Shares listed in Hong Kong will benefit from the recovery in the U.S. and Europe, according to Arthur Kwong, the head of Asia-Pacific equities at BNP Paribas Investment Partners. Techtronic Industries Co., a power-tool maker that gets most its revenue from North America and Europe, is one of his picks, he said. The stock rose 53 percent last year.
The U.S. jobless rate fell to a five-year low in November and gross domestic product climbed to its strongest since 2011 in the third quarter of 2013, giving the Federal Reserve the confidence to trim monthly bond purchases. The euro-zone showed signs of emerging from its record-long recession as manufacturing reached a 31-month high in December, according to London-based Markit Economics Ltd.
China Life Insurance Co. and Ping An Insurance (Group) Co., the two largest companies in the industry, surged at least 9.4 percent from when reform measures were unveiled on Nov. 15 through Dec. 31.

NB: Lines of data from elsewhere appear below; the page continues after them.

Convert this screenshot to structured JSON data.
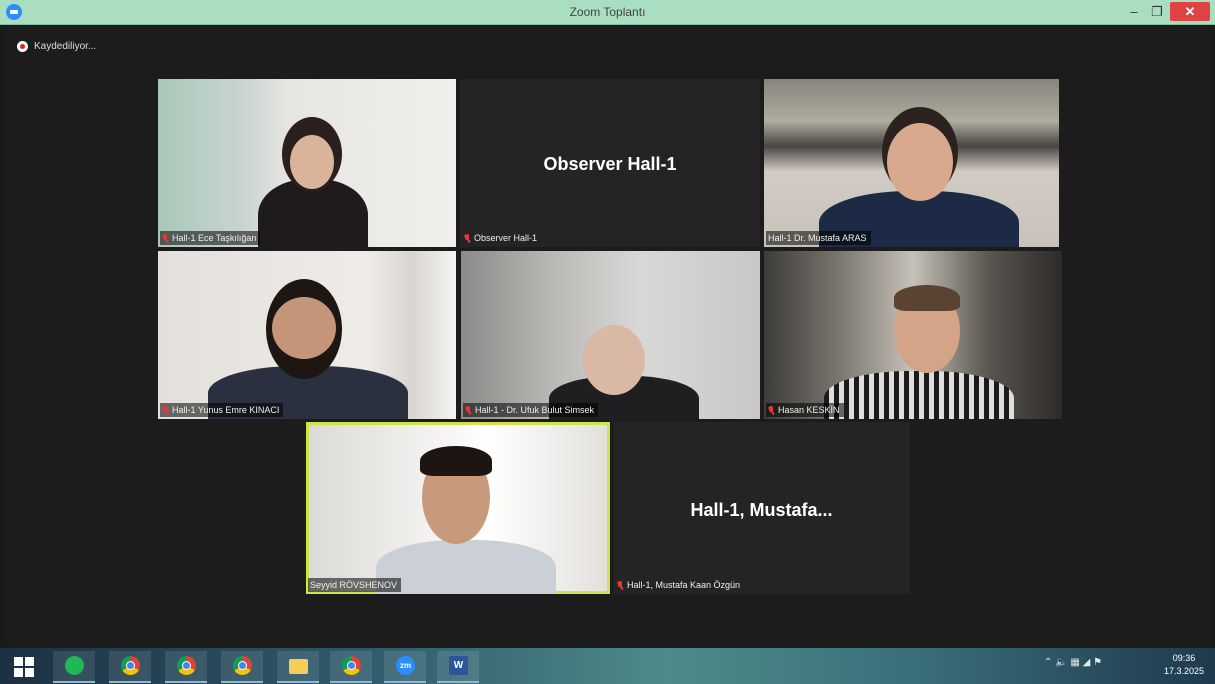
{
  "window": {
    "title": "Zoom Toplantı",
    "minimize_glyph": "–",
    "maximize_glyph": "❐",
    "close_glyph": "✕"
  },
  "recording": {
    "label": "Kaydediliyor..."
  },
  "participants": [
    {
      "name": "Hall-1 Ece Taşkılığan",
      "muted": true,
      "video": true
    },
    {
      "name": "Observer Hall-1",
      "big_label": "Observer Hall-1",
      "muted": true,
      "video": false
    },
    {
      "name": "Hall-1 Dr. Mustafa ARAS",
      "muted": false,
      "video": true
    },
    {
      "name": "Hall-1 Yunus Emre KINACI",
      "muted": true,
      "video": true
    },
    {
      "name": "Hall-1 - Dr. Ufuk Bulut Simsek",
      "muted": true,
      "video": true
    },
    {
      "name": "Hasan KESKİN",
      "muted": true,
      "video": true
    },
    {
      "name": "Seyyid RÖVSHENOV",
      "muted": false,
      "video": true,
      "active_speaker": true
    },
    {
      "name": "Hall-1, Mustafa Kaan Özgün",
      "big_label": "Hall-1,  Mustafa...",
      "muted": true,
      "video": false
    }
  ],
  "taskbar": {
    "zoom_icon_text": "zm",
    "word_icon_text": "W",
    "tray_glyphs": "⌃  🔈  ▦  ◢  ⚑",
    "time": "09:36",
    "date": "17.3.2025"
  },
  "colors": {
    "titlebar": "#a9dfc0",
    "active_speaker_border": "#cfe34a",
    "muted_mic": "#e33333",
    "close_button": "#e04343"
  }
}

The Finance Ministry said on Dec. 6 that contributions to employer pension plans will become tax deductible. The rule change may double assets in such funds, 47 percent of which are managed by insurance companies, according to Ping An Securities Co. The industry will also gain as low insurance penetration allows room for growth, Credit Suisse said last month.
While mainland Chinese firms traded in Hong Kong are likely to benefit from reform measures, the city’s companies face headwinds this year, according to Credit Suisse. A potential rise in interest rates remains a threat to local property prices, while gaming stocks that led gains last year on the Hang Seng Index are becoming expensive, the bank said in a research note dated Dec. 6.
Stocks fell in December, with the H-share index erasing almost all its gains since reform details were announced. Money-market rates surged to their highest since June, when funding costs climbed to a record.
Chinese Premier Li Keqiang is cracking down on less-regulated shadow banking activities, estimated by JPMorgan Chase & Co. at $6 trillion in May last year, while the central bank engineered the June cash crunch to push deleveraging in the world’s second-largest economy. China’s audit of local governments exposed an increased reliance on shadow banking, swelling the risk of default on 17.9 trillion yuan ($3 trillion) of debt, National Audit Office data showed.
China wants to support growth and will not let a liquidity squeeze destabilize the market, according to Calibre Asset Management Ltd.
“Major economies like the U.S. have been able to recover further while China maintains its relatively high growth,” said Norman Chan, head of investment at Calibre Asset. “That means it bodes well for global growth and Hong Kong is a very open economy so it will benefit as well. The Hang Seng Index has good chance to easily reach 27,000 or 28,000 by the end of 2014.”